In its place, the members of the board had lowered the ace appointed Carol Bartz as CEO. Iron Lady, former CEO of Autodesk, a member of various boards of directors of Intel to Cisco. Mica by a little. Just to let you know what stuff we are talking about, Michael Arrington (founder of TechCrunh), during an interview that he had teased the wrong way, had reserved a garbatissimo "fuck you" abandoning their chat in half. Imagine it as well as she turns on her heel and gives the middle finger to his interlocutor inviting him to stick it in there.
Despite expectations, management Bartz did not shine more than that of Yang. The cure was worse than the disease. They say that in the two years at the helm of the giant of the web, the Bratz have done more damage than a hail storm in late spring. Someone took pity to pull the plug. On 6 September 2011, the iron lady received a phone call. The communicated at point-blank that she had been fired. Malicious say "fucking". The official versions, as you know, never coincide with the reality.
After a brief interim the board saw the light. Found in Scott Thompson, president of PayPal, the ideal candidate for the leadership of Yahoo! things would have turned out perfectly. If your curriculum vitae, the brilliant Scott had no false statement.
At the time of the appointment of Thompson many insiders had not taken it well. The new CEO did not convince. Not because he was incapable.Simply because someone would have preferred piazzarci a longtime friend.
're called games of strength. In spite of what some people believe, these things do not happen only in Italy. They say that someone named CEO had taken ill. They say that anyone had ever asked this underhand pass to X-ray the entire life of Scott to find every little crack helpful to open a chasm that could swallow.

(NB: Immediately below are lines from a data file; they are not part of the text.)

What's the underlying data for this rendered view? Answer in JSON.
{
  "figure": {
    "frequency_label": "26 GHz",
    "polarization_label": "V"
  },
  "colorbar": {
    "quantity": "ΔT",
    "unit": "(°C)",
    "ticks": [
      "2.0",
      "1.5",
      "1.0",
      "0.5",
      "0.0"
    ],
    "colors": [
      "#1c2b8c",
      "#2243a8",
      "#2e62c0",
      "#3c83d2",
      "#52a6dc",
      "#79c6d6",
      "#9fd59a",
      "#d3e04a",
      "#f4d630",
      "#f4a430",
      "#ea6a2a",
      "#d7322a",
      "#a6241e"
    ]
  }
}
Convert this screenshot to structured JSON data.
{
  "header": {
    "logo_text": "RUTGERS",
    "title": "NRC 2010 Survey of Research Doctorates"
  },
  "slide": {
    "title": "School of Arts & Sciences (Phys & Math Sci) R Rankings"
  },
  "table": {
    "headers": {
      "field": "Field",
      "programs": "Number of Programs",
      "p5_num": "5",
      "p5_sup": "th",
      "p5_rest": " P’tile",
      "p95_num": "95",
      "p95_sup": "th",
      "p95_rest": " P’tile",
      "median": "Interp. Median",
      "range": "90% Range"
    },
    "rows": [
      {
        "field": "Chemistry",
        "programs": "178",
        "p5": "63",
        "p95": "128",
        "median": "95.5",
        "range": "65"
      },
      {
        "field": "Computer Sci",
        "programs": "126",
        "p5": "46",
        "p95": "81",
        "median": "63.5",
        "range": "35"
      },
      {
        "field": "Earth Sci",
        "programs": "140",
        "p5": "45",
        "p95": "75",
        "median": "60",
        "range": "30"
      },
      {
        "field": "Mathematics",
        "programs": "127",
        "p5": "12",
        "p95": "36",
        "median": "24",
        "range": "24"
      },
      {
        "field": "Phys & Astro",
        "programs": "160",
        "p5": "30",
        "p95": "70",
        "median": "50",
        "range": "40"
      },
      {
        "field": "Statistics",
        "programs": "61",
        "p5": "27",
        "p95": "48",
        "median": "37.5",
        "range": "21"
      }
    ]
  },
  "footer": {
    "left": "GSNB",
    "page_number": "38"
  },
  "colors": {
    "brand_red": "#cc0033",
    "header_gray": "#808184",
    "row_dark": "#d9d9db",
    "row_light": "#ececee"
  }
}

're called games of strength. In spite of what some people believe, these things do not happen only in Italy. They say that someone named CEO had taken ill. They say that anyone had ever asked this underhand pass to X-ray the entire life of Scott to find every little crack helpful to open a chasm that could swallow.
The Americans know their stuff. If they want to kill you know how to do it without causing side effects. Let alone put in a poor cross Christ. A few days ago the curriculum Thompson arrived on the desk of someone this. A file with the word "TOP SECRET" and two or three lines highlighted in yellow. Two degrees. A never achieved. As in the comics: BOOOOOOOOM!!
First came the denials. Then he turned to all apologies to the person concerned that he dismissed the matter as a mere clerical error. Following an investigation was initiated to clarify the fuss that was unleashed. The hounds affairs have sgam that someone knew. The clean up has just begun. The head of Patty Hart, head of research that led to the selection of Scott Thompson, has fallen a few hours ago. They say why he wanted to concentrate on other matters relating to his role as CEO of International Game Technology. They say. The official versions, as you may have guessed, never coincide with the reality.